Notice your partner’s signals of completion and discuss your desires. Be candid and vulnerable and listen to each other. Become the masters in communication and enjoy your sexual connection!
#04
Practice your praises to become a master of erotic language. Learn your partner’s thinking and get to know their mindset. You are the leading actor in your sexual adventures. Receive sincere feedback from a grateful partner and get to know yourself better. Your self-confidence will be strengthened, and you will be able to achieve your life goals with more confidence!
#05
But why do you pay so much attention to competition and other people? You want to “win” not only at work but also on the dance floor, in bed – in short, everywhere! You want to show everyone that you enjoy life just as much as they do.

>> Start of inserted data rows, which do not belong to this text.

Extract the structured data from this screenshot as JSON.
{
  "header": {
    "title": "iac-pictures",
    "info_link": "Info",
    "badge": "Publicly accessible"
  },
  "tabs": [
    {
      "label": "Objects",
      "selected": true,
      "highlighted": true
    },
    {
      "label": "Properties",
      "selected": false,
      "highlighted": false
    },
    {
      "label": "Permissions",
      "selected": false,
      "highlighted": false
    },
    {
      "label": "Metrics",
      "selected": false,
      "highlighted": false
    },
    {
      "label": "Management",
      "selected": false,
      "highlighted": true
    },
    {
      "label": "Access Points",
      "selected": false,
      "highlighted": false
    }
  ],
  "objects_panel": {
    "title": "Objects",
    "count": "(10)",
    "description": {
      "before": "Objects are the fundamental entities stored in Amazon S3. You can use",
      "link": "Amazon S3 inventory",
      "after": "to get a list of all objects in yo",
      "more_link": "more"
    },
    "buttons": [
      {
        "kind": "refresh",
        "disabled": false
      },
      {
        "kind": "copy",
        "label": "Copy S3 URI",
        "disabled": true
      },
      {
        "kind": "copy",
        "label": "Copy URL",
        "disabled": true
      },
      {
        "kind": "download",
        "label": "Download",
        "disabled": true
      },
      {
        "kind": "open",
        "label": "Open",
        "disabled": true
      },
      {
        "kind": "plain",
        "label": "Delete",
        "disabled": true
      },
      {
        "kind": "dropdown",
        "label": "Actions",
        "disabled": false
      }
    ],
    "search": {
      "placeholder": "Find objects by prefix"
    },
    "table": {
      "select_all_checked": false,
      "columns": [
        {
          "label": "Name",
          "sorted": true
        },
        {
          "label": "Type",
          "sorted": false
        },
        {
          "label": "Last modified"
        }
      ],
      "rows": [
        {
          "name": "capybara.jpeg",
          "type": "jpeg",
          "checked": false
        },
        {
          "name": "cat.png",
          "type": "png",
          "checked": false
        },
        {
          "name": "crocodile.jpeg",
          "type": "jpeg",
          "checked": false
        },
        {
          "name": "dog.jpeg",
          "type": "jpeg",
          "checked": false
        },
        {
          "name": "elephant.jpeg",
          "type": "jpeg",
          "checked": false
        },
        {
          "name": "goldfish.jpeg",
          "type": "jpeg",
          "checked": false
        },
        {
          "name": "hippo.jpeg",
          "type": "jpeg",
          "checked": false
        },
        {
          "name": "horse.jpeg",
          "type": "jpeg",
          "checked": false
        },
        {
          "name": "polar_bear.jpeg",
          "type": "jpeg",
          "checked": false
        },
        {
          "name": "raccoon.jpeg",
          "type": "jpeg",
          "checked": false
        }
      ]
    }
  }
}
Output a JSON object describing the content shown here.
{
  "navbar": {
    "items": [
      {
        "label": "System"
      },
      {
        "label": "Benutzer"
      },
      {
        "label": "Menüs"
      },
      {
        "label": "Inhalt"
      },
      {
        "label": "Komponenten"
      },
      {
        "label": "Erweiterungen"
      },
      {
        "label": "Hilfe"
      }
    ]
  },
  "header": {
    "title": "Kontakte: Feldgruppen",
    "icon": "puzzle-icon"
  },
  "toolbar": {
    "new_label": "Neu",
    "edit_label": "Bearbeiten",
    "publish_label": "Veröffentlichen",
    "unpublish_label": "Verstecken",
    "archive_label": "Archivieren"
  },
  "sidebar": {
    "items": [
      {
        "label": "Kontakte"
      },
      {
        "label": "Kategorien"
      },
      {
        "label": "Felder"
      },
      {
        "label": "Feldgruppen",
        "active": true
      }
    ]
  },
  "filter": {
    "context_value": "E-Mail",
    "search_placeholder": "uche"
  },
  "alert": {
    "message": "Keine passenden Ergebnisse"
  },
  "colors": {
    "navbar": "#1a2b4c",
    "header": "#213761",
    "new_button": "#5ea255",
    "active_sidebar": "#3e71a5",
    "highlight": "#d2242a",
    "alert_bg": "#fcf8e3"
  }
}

But why do you feel anguish and scold yourself for this need? Try to figure out if the extreme pleasure style you practice or that you are offered really brings you joy. Write a “Like/Dislike” list and rank various meeting places, dates, sexual practices, etc. Eliminate the “dislikes” and do only what brings you pleasure.
#06
Give yourself the right to be yourself – both when you’re alone and with other people. If you fall into the trap of self-blame or long-lasting resentment after your mistakes, try a writing practice. Complete the phrase “I did this by choice” and write a brief essay explaining your actions. This will help you restore your balance and self-respect, which often rely on self-understanding and self-acceptance.
If you need support to stop this cycle of self-expression/self-incrimination, turn to a wise and calm person you respect and trust. It will be great if you have an older, more experienced friend to talk to. But the best way to deal with your beliefs is to connect to a therapist or coach with whom you can openly discuss your questionable game of self-waste. If you have conflicts in your sex life, you can consult a sexologist. But usually, the vast majority of limiting beliefs come from our childhood or adolescence and can be overcome through regular psychotherapy.
#07
You should take care of your physical strength and add regular rest periods to your daily schedule. A brief nap or meditation will help you more than trying to overcome the inner tension that prevents you from expressing yourself and attracting sexual partners. When you feel rested, arousal comes naturally and does not require any artificial boost. Pay attention to your health – and just be yourself.